人は、心の気まぐれの言いなりになるのをやめなければいけません。人はいつも、生来備わっている神性を意識して行動しなければなりません。それが行われる時、人の三重の性質(三属性である鈍性、激性、浄性で構成されている性質)は、自動的に聖なる道筋を通って自らを表すでしょう。それが本当の顕現です。

別のポイントです。次のような議論が起こるかもしれません。

「もし人が快適さや贅沢や喜びへの欲を手放さなければならないのであれば、なぜ人は社会に巻き込まれてる必要があるのですか?」

これは、社会はそうした世俗的な喜びを提供することによってのみ正当化される、という信条を前提としています。しかし、そのような脆弱な基盤の上に築くことのできる社会とは、どのような類の社会ですか? もし築けても、それは名前だけの社会、お互いの愛と協力によって結ばれていないものとなるでしょう。強者が弱者を押しつぶすでしょう。社会的な関係は不満によって損なわれるでしょう。たとえ天然資源を万人に平等に分配しよういう試みがなされたとしても、活気づくのは表層だけになるでしょう。それは自然に起こるものではないでしょう。

利用可能な資源を制限することはできますが、貪欲や欲望や渇望を制限することはできません。欲望には、可能性の限界を超えて求めることが含まれます。やらなければならないことは、欲望を根元からなくすことです。人は、世界は多であり、多様であり、多色である等の幻想に基づいた物質的な喜びへの欲望、そして、世界、自然、創造物の一切は一つであるという真理に基づいていない欲望を、捨てなければいけません。一つであるということだけを意識している時、誰がどれを欲するでしょう? 何が第二者によって得られ、享受されうるでしょう? アートマの目は、物質的な快楽を求める欲望を破壊します。なぜなら、主体とは別の客体は存在しないからです。

「全世界は一つの家族」という一体性を経験しなさい

社会が持っている真の機能は、社会の一員である皆にそうしたアートマの目を開眼させることです。社会でお互いの利益によって結び付いている男性と女性は、単なる家族やカースト、階級や集団、あるいは男の親族、女の親族なのではなく、一つのアートマなのです。人々は最も近しい家族の絆で結ばれているのです。人々は、自分が結び付いていると感じている一つの社会と結ばれているだけではありません。人類は皆、一つなのです。「ヴァースダイヴァ クトゥンバカン」〔神は家の主人なり〕とシャーストラ〔論書や法典〕が宣言しているように、「全世界は一つの家族」です。すべての人がこの一体性を経験しなければなりません。

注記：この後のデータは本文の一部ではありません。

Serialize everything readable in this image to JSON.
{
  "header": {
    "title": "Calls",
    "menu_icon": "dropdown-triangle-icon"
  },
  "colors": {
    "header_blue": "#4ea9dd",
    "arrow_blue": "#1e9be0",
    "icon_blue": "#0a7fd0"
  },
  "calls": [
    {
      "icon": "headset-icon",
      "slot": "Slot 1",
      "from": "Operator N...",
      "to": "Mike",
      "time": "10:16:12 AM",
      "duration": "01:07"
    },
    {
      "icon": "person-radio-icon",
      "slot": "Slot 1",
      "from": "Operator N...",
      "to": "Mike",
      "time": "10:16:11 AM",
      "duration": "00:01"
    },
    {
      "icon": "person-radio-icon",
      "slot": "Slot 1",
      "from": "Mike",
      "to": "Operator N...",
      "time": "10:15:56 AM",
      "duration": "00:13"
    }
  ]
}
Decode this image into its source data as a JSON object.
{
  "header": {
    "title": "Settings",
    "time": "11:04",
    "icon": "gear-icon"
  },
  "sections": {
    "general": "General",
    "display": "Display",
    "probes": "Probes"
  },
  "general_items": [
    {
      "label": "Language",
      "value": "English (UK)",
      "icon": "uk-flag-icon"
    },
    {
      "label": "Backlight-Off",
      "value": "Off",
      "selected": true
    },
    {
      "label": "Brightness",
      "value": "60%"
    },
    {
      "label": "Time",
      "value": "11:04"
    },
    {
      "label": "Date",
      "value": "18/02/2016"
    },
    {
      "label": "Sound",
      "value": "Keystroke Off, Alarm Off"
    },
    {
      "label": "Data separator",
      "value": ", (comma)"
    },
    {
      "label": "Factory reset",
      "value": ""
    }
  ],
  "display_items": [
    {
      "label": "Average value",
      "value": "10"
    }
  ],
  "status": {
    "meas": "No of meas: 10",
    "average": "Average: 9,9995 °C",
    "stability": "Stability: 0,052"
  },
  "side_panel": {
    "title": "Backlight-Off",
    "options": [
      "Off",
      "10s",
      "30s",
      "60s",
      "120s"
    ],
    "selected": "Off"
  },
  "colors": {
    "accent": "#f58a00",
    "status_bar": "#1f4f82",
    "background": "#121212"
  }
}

天然資源と富は、今や、人のエゴを膨らませるために誤用されています。しかし、アートマは一つであるということがわかれば、人は愛を通して新しい生き方を促進するでしょう。そうすれば、今の「慈悲」すなわち法的に強制されている相互の「援助」は、「神の愛」へと変わるでしょう。それは受け手と与え手を効果的に浄化することができます。この完成形は、一般的な政治や倫理や経済学の領域を超えるものです。政治や倫理や経済学は、いくら人々を平等にしようと試みても、受け手を変えさせることや与え手を感動させることはできません。それらには訴えかける力はなく、支える力もありません。それらが確立する平等は、影、つまり、エゴの影に悩まされるでしょう。その影は、一なるものを知り、感じた時に、初めて消えることができます。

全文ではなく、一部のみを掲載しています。